Zitat von Zettel
Zitat von vielleichteinlinker (aside: Was ich mit Interesse verfolge ist die Tatsache, dass bei "Linken" die Gegenseite gerne als "böse", "unmoralisch" charakterisiert wird derweil Sie und die "Rechten" eher auf "Naivität" und "Dummheit" zurückgreifen, blöd find' ich beides.)
Da ist was dran.
Ui, das wird wieder eine lustige Diskussion : wir alle dreschen auf das ein, was wir für die Grundessenz des Linksseins halten, während nur ein einziger sich für (vielleicht) einen Linken hält, das wahrscheinlich recht anders sieht, aber allein kaum hinter den Postings von zehn Konservativen oder Liberalen herkommt...
Zitat von Zettel Linke sehen die Politik (ähnlich übrigens wie Ultrakonservative à la Carl Schmitt) nicht als einen Ausgleich von Interessen an, sondern als einen Kampf.
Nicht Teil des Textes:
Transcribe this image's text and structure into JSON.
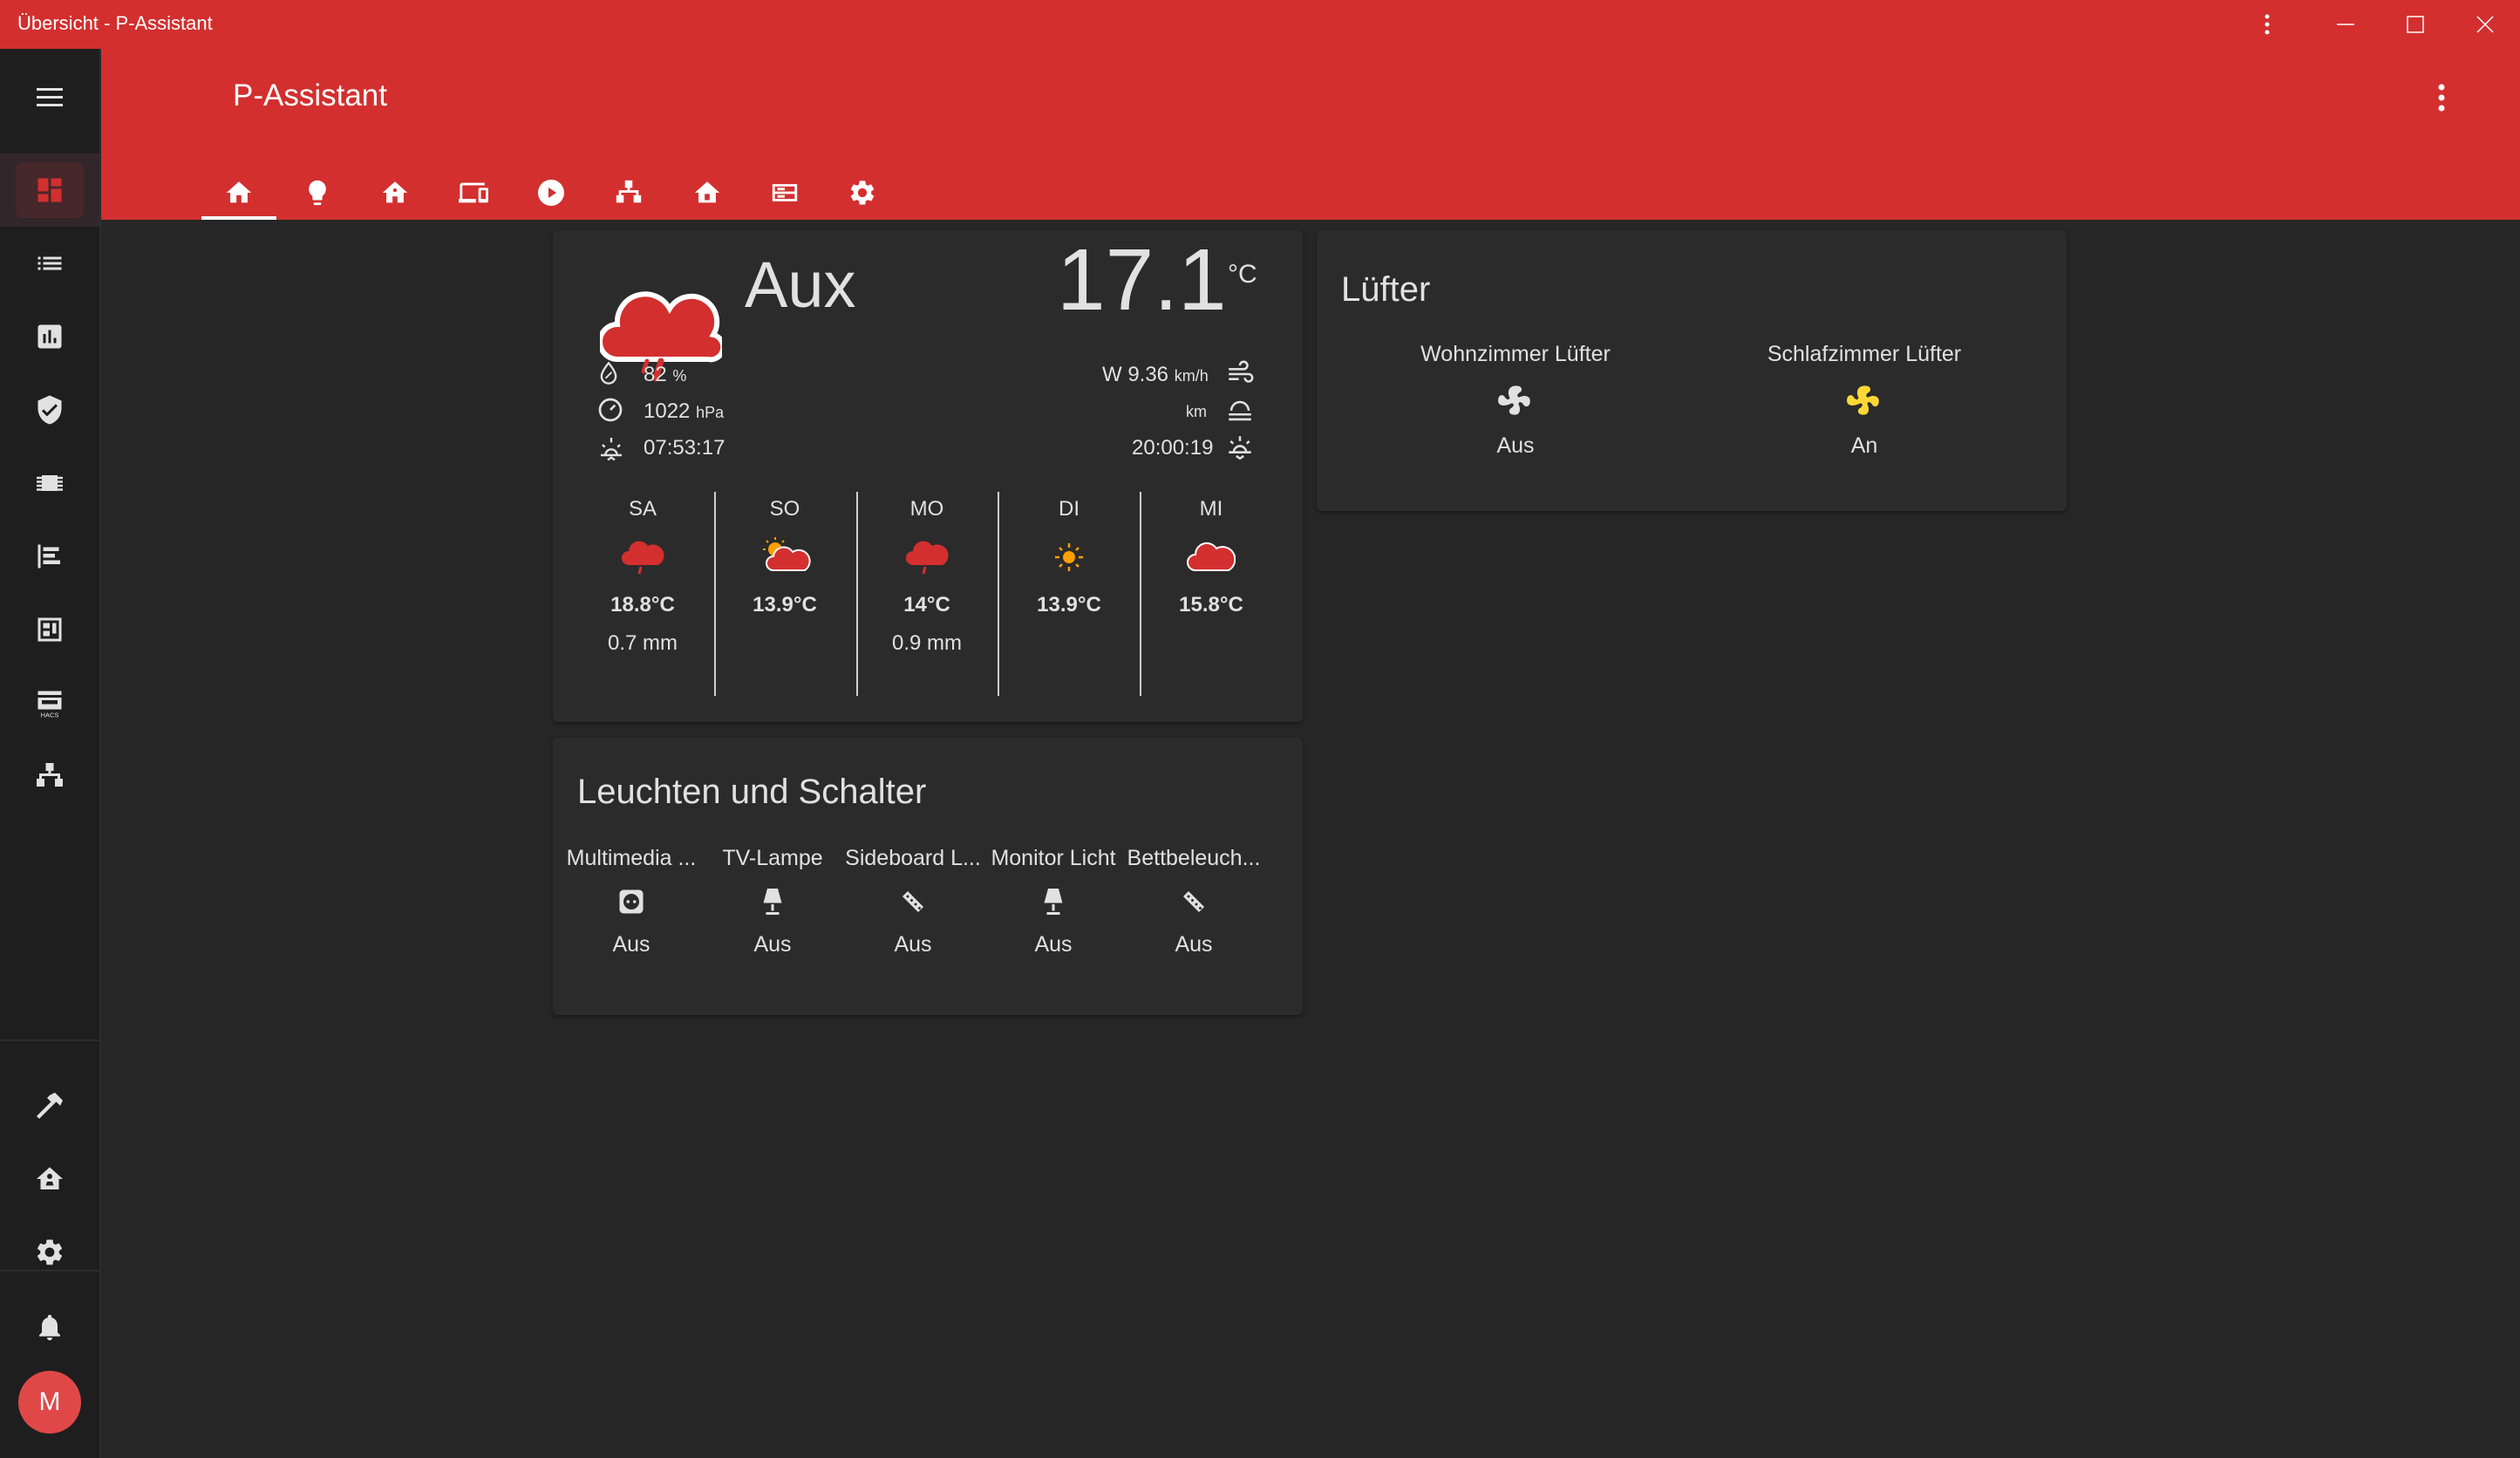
{
  "window": {
    "title": "Übersicht - P-Assistant"
  },
  "header": {
    "title": "P-Assistant",
    "tabs": [
      "home-icon",
      "lightbulb-icon",
      "house-icon",
      "devices-icon",
      "play-icon",
      "network-icon",
      "home-outline-icon",
      "server-icon",
      "gear-icon"
    ]
  },
  "sidebar": {
    "items": [
      "dashboard-icon",
      "list-icon",
      "chart-icon",
      "shield-check-icon",
      "chip-icon",
      "timeline-icon",
      "floorplan-icon",
      "hacs-icon",
      "sitemap-icon"
    ],
    "bottom_items": [
      "hammer-icon",
      "home-automation-icon",
      "settings-icon"
    ],
    "notification_icon": "bell-icon",
    "avatar_initial": "M"
  },
  "weather": {
    "location": "Aux",
    "temperature": "17.1",
    "temp_unit": "°C",
    "humidity": "82",
    "humidity_unit": "%",
    "pressure": "1022",
    "pressure_unit": "hPa",
    "sunrise": "07:53:17",
    "wind": "W 9.36",
    "wind_unit": "km/h",
    "visibility_unit": "km",
    "sunset": "20:00:19",
    "forecast": [
      {
        "day": "SA",
        "temp": "18.8°C",
        "precip": "0.7 mm",
        "icon": "rainy-cloud-icon"
      },
      {
        "day": "SO",
        "temp": "13.9°C",
        "precip": "",
        "icon": "partly-sunny-icon"
      },
      {
        "day": "MO",
        "temp": "14°C",
        "precip": "0.9 mm",
        "icon": "rainy-cloud-icon"
      },
      {
        "day": "DI",
        "temp": "13.9°C",
        "precip": "",
        "icon": "sun-icon"
      },
      {
        "day": "MI",
        "temp": "15.8°C",
        "precip": "",
        "icon": "cloudy-icon"
      }
    ]
  },
  "lights": {
    "title": "Leuchten und Schalter",
    "entities": [
      {
        "name": "Multimedia ...",
        "state": "Aus",
        "icon": "power-socket-icon"
      },
      {
        "name": "TV-Lampe",
        "state": "Aus",
        "icon": "lamp-icon"
      },
      {
        "name": "Sideboard L...",
        "state": "Aus",
        "icon": "led-strip-icon"
      },
      {
        "name": "Monitor Licht",
        "state": "Aus",
        "icon": "lamp-icon"
      },
      {
        "name": "Bettbeleuch...",
        "state": "Aus",
        "icon": "led-strip-icon"
      }
    ]
  },
  "fans": {
    "title": "Lüfter",
    "entities": [
      {
        "name": "Wohnzimmer Lüfter",
        "state": "Aus",
        "icon": "fan-icon"
      },
      {
        "name": "Schlafzimmer Lüfter",
        "state": "An",
        "icon": "fan-icon"
      }
    ]
  },
  "colors": {
    "primary": "#d32f2f",
    "background": "#262626",
    "card": "#2b2b2b",
    "text": "#e1e1e1",
    "fan_on": "#fdd835",
    "sun": "#ffa000"
  }
}
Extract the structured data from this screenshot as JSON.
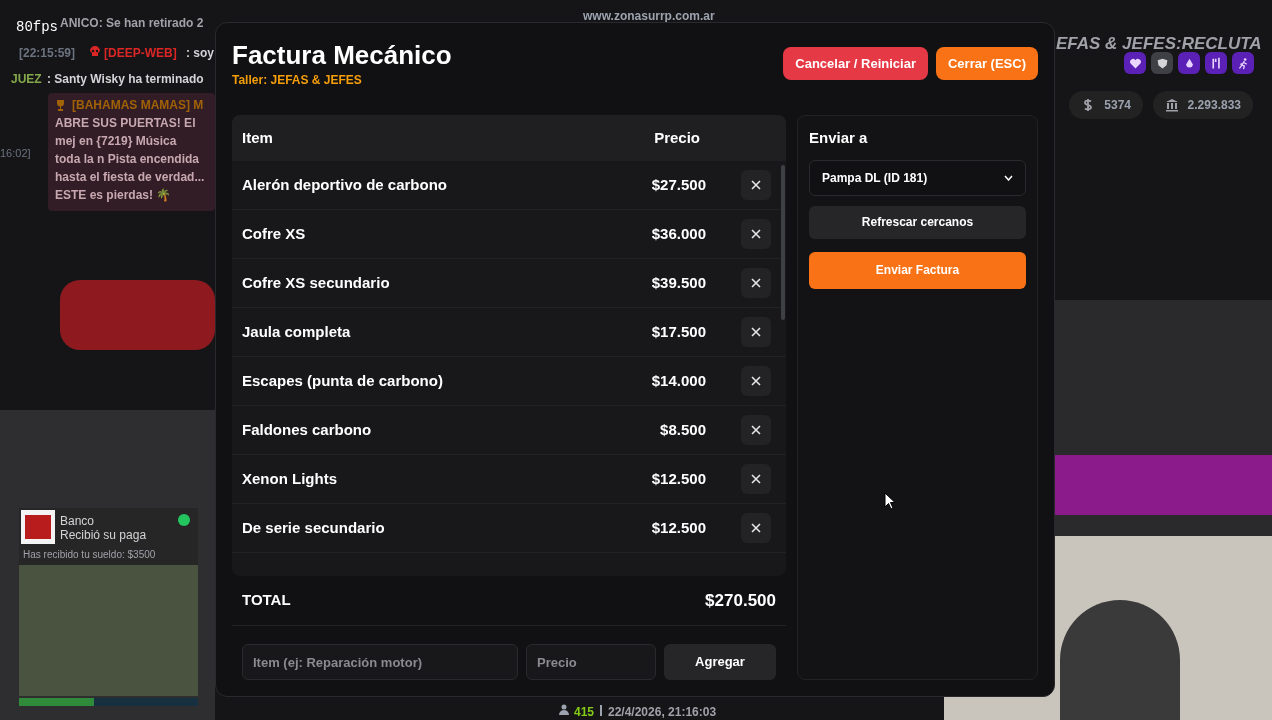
{
  "overlay": {
    "fps": "80fps",
    "site": "www.zonasurrp.com.ar",
    "chat": [
      {
        "kind": "system",
        "text": "ANICO: Se han retirado 2"
      },
      {
        "kind": "deep",
        "time": "[22:15:59]",
        "tag": "[DEEP-WEB]",
        "text": ": soy"
      },
      {
        "kind": "judge",
        "tag": "JUEZ",
        "text": ": Santy Wisky ha terminado"
      },
      {
        "kind": "ad",
        "time": "16:02]",
        "tag": "[BAHAMAS MAMAS] M",
        "text": "ABRE SUS PUERTAS! El mej en {7219} Música toda la n Pista encendida hasta el fiesta de verdad... ESTE es pierdas! 🌴"
      }
    ],
    "job": "EFAS & JEFES:RECLUTA",
    "status_icons": [
      {
        "kind": "heart",
        "color": "#5b21b6"
      },
      {
        "kind": "shield",
        "color": "#3f3f46"
      },
      {
        "kind": "drop",
        "color": "#5b21b6"
      },
      {
        "kind": "food",
        "color": "#5b21b6"
      },
      {
        "kind": "run",
        "color": "#5b21b6"
      }
    ],
    "money": [
      {
        "kind": "cash",
        "value": "5374"
      },
      {
        "kind": "bank",
        "value": "2.293.833"
      }
    ],
    "notification": {
      "title": "Banco",
      "subtitle": "Recibió su paga",
      "body": "Has recibido tu sueldo: $3500"
    },
    "health": {
      "level": 0.42
    },
    "footer": {
      "players": "415",
      "datetime": "22/4/2026, 21:16:03"
    }
  },
  "window": {
    "title": "Factura Mecánico",
    "subtitle": "Taller: JEFAS & JEFES",
    "buttons": [
      {
        "kind": "danger",
        "label": "Cancelar / Reiniciar"
      },
      {
        "kind": "primary",
        "label": "Cerrar (ESC)"
      }
    ]
  },
  "table": {
    "columns": [
      "Item",
      "Precio"
    ],
    "rows": [
      {
        "item": "Alerón deportivo de carbono",
        "price": "$27.500"
      },
      {
        "item": "Cofre XS",
        "price": "$36.000"
      },
      {
        "item": "Cofre XS secundario",
        "price": "$39.500"
      },
      {
        "item": "Jaula completa",
        "price": "$17.500"
      },
      {
        "item": "Escapes (punta de carbono)",
        "price": "$14.000"
      },
      {
        "item": "Faldones carbono",
        "price": "$8.500"
      },
      {
        "item": "Xenon Lights",
        "price": "$12.500"
      },
      {
        "item": "De serie secundario",
        "price": "$12.500"
      }
    ],
    "total_label": "TOTAL",
    "total": "$270.500"
  },
  "add_form": {
    "item_placeholder": "Item (ej: Reparación motor)",
    "price_placeholder": "Precio",
    "button": "Agregar"
  },
  "send": {
    "heading": "Enviar a",
    "recipient": "Pampa DL (ID 181)",
    "refresh": "Refrescar cercanos",
    "submit": "Enviar Factura"
  }
}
Die Grundkategorie des Politischen ist bei Schmitt Freund-Feind. So auch bei den meisten Linken, nicht nur bei Lenin.
Diesen Kampf führen Linke für eine bessere Welt. Sie sind überzeugt, daß die Verhältnisse so, wie sie jetzt existieren, schlecht sind, und daß es deshalb gut ist, sie besser zu machen.
Sofern "Rechte" für diese schlechte Welt stehen, sind sie also selbst schlecht (oder böse, wenn es noch moralischer wird).
Ich sehe das ein bisschen anders. Aus meiner Sicht ist der Hauptunterschied zwischen Linken und dem Rest der Welt die Überzeugung von der Verstehbarkeit der Welt. Grundlegend für die linke Weltsicht ist, dass man die Welt prinzipiell verstehen kann, dass man relativ einfache Kausalitäten erkennen kann (Frauen verdienen weniger? Das muss an Benachteiligung liegen!). Und weil die Kausalitäten so klar sind, kann man nach linker Überzeugung auch Gegenmaßnahmen einleiten, die erfolgreich sein werden, gerade weil man auch die Auswirkungen dieser Maßnahmen überschauen kann. Unintended consequences sind in dieser Weltanschauung so gering in ihren Auswirkungen, dass man sie in erster Näherung vernachlässigen kann - und gegebenenfalls durch eigene Maßnahmen gegensteuern kann.
Das ganze mündet in ein großes Vertrauen in die Fähigkeiten von Spezialisten, die Welt zu verstehen, zu erklären und zu verbessern. Insbesondere müssen diese Verbesserungen natürlich von Experten auf dem jeweiligen Gebiet durchgeführt werden, denn nur etwa Sozialarbeiter haben den Überblick und das Verständnis für die Probleme von Migranten. Entsprechend muss das Mitspracherecht von Nicht-Experten reduziert werden, sofern die Nicht-Experten nicht von den Experten überzeugt werden können.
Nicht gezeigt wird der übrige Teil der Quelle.